Using a pressure transducer, Hill et al. measured the average pressure exerted by mastoid dressings.5 A mastoid dressing using two crepe bandages secured with zinc oxide tape was placed over the pressure transducer in 10 patients undergoing middle ear surgery via the endaural approach. Pressure was measured in the operating room and at each subsequent hour for 18 hours. The mean starting pressure of the dressing was over 38 mm Hg only during the first hour of placement, after which it declined to 24 mm Hg at 18 hours after placement. The amount of pressure delivered is much lower than typical arterial and arteriolar blood pressures.

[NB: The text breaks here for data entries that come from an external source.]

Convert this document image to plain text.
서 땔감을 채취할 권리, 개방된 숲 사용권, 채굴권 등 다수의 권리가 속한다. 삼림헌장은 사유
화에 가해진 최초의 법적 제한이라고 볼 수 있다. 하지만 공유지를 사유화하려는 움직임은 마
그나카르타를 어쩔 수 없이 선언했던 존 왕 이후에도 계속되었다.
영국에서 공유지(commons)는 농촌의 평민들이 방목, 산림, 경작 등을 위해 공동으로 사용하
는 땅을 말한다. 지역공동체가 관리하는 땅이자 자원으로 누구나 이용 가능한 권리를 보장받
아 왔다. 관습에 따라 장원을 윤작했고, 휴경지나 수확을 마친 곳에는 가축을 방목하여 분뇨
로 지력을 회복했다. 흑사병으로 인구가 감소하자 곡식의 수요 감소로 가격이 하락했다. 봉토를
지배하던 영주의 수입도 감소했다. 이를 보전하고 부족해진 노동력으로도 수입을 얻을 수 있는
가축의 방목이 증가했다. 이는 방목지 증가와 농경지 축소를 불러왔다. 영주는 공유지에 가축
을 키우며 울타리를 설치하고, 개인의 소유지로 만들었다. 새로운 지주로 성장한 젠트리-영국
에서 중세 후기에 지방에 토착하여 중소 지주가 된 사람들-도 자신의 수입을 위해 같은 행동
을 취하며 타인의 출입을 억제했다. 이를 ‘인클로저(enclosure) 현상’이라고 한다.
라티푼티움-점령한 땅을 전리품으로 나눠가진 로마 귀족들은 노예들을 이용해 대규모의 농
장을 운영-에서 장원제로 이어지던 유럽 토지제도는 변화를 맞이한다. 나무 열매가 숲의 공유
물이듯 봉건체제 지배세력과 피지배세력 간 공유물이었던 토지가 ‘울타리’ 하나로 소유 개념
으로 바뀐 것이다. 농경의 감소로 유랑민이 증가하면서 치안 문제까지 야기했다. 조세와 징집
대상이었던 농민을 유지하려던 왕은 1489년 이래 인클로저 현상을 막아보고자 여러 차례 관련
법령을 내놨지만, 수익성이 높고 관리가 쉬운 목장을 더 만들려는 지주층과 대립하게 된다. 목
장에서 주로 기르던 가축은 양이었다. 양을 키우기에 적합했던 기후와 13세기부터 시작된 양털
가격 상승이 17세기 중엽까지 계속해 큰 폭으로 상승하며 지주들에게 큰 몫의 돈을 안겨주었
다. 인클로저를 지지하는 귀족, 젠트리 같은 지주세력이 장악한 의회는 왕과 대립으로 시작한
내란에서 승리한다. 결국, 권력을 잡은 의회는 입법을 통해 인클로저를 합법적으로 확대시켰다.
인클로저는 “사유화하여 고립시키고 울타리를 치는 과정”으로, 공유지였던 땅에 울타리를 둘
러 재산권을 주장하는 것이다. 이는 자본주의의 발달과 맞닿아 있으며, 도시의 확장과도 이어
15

The available evidence does not support the routine use of a mastoid pressure dressing to prevent hematoma formation following otologic surgery. Surgeons should adhere to principles of good hemostasis and appropriate would closure to prevent postoperative wound complications. There is, however, no literature studying other potential benefits of mastoid dressings, such as collecting postoperative drainage, protecting the wound from trauma (particularly important in young children), and psychological benefits to patients and family. For these reasons, loose mastoid dressings may be indicated and beneficial.


In this review, there are two level Ib studies, two level IIb studies, and one level IV study.